Tim Pengabdian Biologi Unhas Kenalkan Produk Pangan dari Rumput Laut ke Petani Suppa

SULSELSATU.com, PINRANG – Tim Pengabdian dari Departemen Biologi, Fakultas Matematika dan Ilmu Pengetahuan Alam (FMIPA) Universitas Hasanuddin menggelar kegiatan Diversifikasi Pangan Berbahan Dasar Rumput Laut Produksi Petani di Watang Suppa, Minggu, (7/7/2024).
Tim pengabdian yang terdiri dari Dr. Juhriah, Dr. Zaraswati Dwiyana, Dr. Magdalena Litaay, serta mahasiswa pascasarjana Biologi yaitu Rifa’atul Mahmudah, Iin Kusumawati, dan Nenis Sardiani, memperkenalkan metode pengolahan rumput laut menjadi berbagai produk pangan bergizi.
Kegiatan yang berlangsung di Watang Suppa ini melibatkan beragam pihak, termasuk Wakil Camat Suppa Andi Muliana, Babinkantibmas Kelurahan Watang Suppa, perangkat desa, tokoh masyarakat, serta sekitar 50 petani rumput laut beserta keluarga dan ibu rumah tangga setempat.
Para peserta menunjukkan antusiasme tinggi sepanjang kegiatan. Mereka mendapatkan banyak pengetahuan baru yang disampaikan oleh para dosen, terutama terkait pemanfaatan rumput laut yang diolah menjadi pangan bergizi.

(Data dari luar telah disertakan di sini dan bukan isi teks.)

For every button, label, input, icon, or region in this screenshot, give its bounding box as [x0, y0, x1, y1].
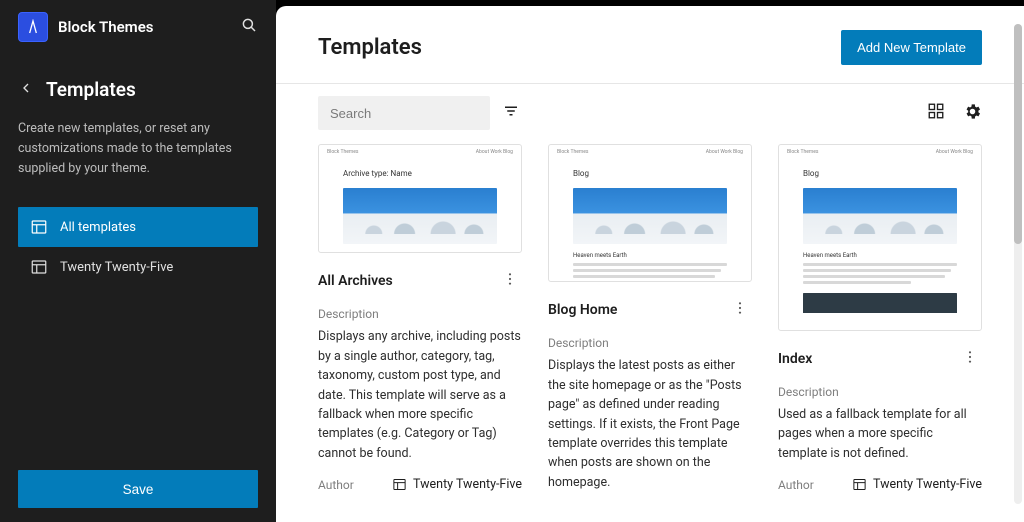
template-preview[interactable]: Block Themes About Work Blog Blog Heaven … — [548, 144, 752, 282]
search-input[interactable] — [330, 106, 506, 121]
template-title[interactable]: Index — [778, 351, 812, 367]
sidebar-item-label: Twenty Twenty-Five — [60, 260, 173, 275]
scrollbar-thumb[interactable] — [1014, 24, 1022, 244]
page-title: Templates — [318, 35, 422, 60]
site-brand[interactable]: Block Themes — [18, 12, 153, 42]
back-icon[interactable] — [18, 80, 34, 100]
preview-heading: Blog — [803, 169, 957, 178]
templates-panel: Templates Add New Template Block The — [276, 6, 1024, 522]
filter-icon[interactable] — [502, 102, 520, 124]
template-title[interactable]: Blog Home — [548, 302, 617, 318]
gear-icon[interactable] — [963, 102, 982, 125]
template-title[interactable]: All Archives — [318, 273, 393, 289]
layout-icon — [30, 258, 48, 276]
site-editor-sidebar: Block Themes Templates Create new templa… — [0, 0, 276, 522]
preview-image — [343, 188, 497, 244]
template-description: Displays the latest posts as either the … — [548, 356, 752, 492]
preview-nav: About Work Blog — [936, 149, 973, 155]
sidebar-item-theme[interactable]: Twenty Twenty-Five — [18, 247, 258, 287]
more-options-icon[interactable] — [958, 345, 982, 373]
search-input-wrap[interactable] — [318, 96, 490, 130]
author-label: Author — [778, 478, 814, 492]
toolbar-right — [927, 102, 982, 125]
description-label: Description — [548, 336, 752, 350]
site-logo — [18, 12, 48, 42]
template-description: Used as a fallback template for all page… — [778, 405, 982, 463]
site-title: Block Themes — [58, 18, 153, 36]
layout-icon — [392, 477, 407, 492]
template-preview[interactable]: Block Themes About Work Blog Archive type… — [318, 144, 522, 253]
template-preview[interactable]: Block Themes About Work Blog Blog Heaven … — [778, 144, 982, 331]
template-card: Block Themes About Work Blog Blog Heaven … — [548, 144, 752, 492]
template-author: Twenty Twenty-Five — [392, 477, 522, 492]
preview-brand: Block Themes — [327, 149, 358, 155]
author-label: Author — [318, 478, 354, 492]
description-label: Description — [778, 385, 982, 399]
templates-grid: Block Themes About Work Blog Archive type… — [276, 140, 1024, 522]
panel-header: Templates Add New Template — [276, 6, 1024, 84]
preview-heading: Blog — [573, 169, 727, 178]
sidebar-item-label: All templates — [60, 220, 136, 235]
preview-subheading: Heaven meets Earth — [573, 252, 727, 259]
preview-brand: Block Themes — [787, 149, 818, 155]
description-label: Description — [318, 307, 522, 321]
template-card: Block Themes About Work Blog Blog Heaven … — [778, 144, 982, 492]
preview-image — [803, 188, 957, 244]
preview-brand: Block Themes — [557, 149, 588, 155]
add-new-template-button[interactable]: Add New Template — [841, 30, 982, 65]
search-icon[interactable] — [240, 16, 258, 38]
preview-subheading: Heaven meets Earth — [803, 252, 957, 259]
toolbar-left — [318, 96, 520, 130]
template-author: Twenty Twenty-Five — [852, 477, 982, 492]
preview-heading: Archive type: Name — [343, 169, 497, 178]
layout-icon — [30, 218, 48, 236]
preview-image — [573, 188, 727, 244]
sidebar-topbar: Block Themes — [18, 12, 258, 42]
preview-text — [573, 263, 727, 282]
template-description: Displays any archive, including posts by… — [318, 327, 522, 463]
preview-nav: About Work Blog — [706, 149, 743, 155]
sidebar-title: Templates — [46, 78, 136, 101]
preview-image — [803, 293, 957, 313]
save-button[interactable]: Save — [18, 470, 258, 508]
more-options-icon[interactable] — [728, 296, 752, 324]
more-options-icon[interactable] — [498, 267, 522, 295]
grid-view-icon[interactable] — [927, 102, 945, 124]
template-card: Block Themes About Work Blog Archive type… — [318, 144, 522, 492]
preview-subheading: Heaven meets Earth — [343, 252, 497, 253]
panel-toolbar — [276, 84, 1024, 140]
sidebar-description: Create new templates, or reset any custo… — [18, 119, 258, 179]
sidebar-heading-row: Templates — [18, 78, 258, 101]
preview-text — [803, 263, 957, 287]
layout-icon — [852, 477, 867, 492]
preview-nav: About Work Blog — [476, 149, 513, 155]
sidebar-item-all-templates[interactable]: All templates — [18, 207, 258, 247]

Salah satu dosen yang terlibat, Dr. Juhriah menyatakan bahwa kegiatan ini bertujuan untuk menunjang ketahanan pangan keluarga di wilayah Kecamatan Suppa, Kabupaten Pinrang.
“Kami berharap melalui kegiatan ini, masyarakat dapat lebih memahami potensi besar dari rumput laut. Bukan hanya sebagai komoditas ekspor atau dijual kering, tetapi juga sebagai bahan pangan yang bisa dikonsumsi sehari-hari dan meningkatkan kualitas gizi keluarga,” katanya.
Dr. Zaraswati Dwiyana juga menambahkan pentingnya diversifikasi pangan berbahan dasar rumput laut dalam mendukung ketahanan pangan lokal.
“Dengan pengetahuan yang kami bagikan, kami ingin mendorong masyarakat untuk melihat rumput laut sebagai sumber daya yang bisa diolah menjadi produk bernilai tambah. Ini bisa menjadi peluang usaha baru yang menguntungkan sekaligus membantu menjaga ketahanan pangan di daerah ini,” ujarnya.
Melalui kegiatan ini, masyarakat Watang Suppa memperoleh pengetahuan baru mengenai pengolahan rumput laut yang lebih variatif dan bernilai gizi tinggi.
Selain itu, kegiatan ini juga memberikan pemahaman bahwa rumput laut tidak hanya dapat dijual sebagai komoditas kering, tetapi juga diolah menjadi pangan yang dapat dikonsumsi oleh keluarga, sehingga mendukung ketahanan pangan rumah tangga.
Produk-produk hasil olahan rumput laut ini berpotensi menjadi usaha rumahan yang dapat dikomersilkan, serta pengetahuan yang didapatkan dapat disebarluaskan ke masyarakat umum.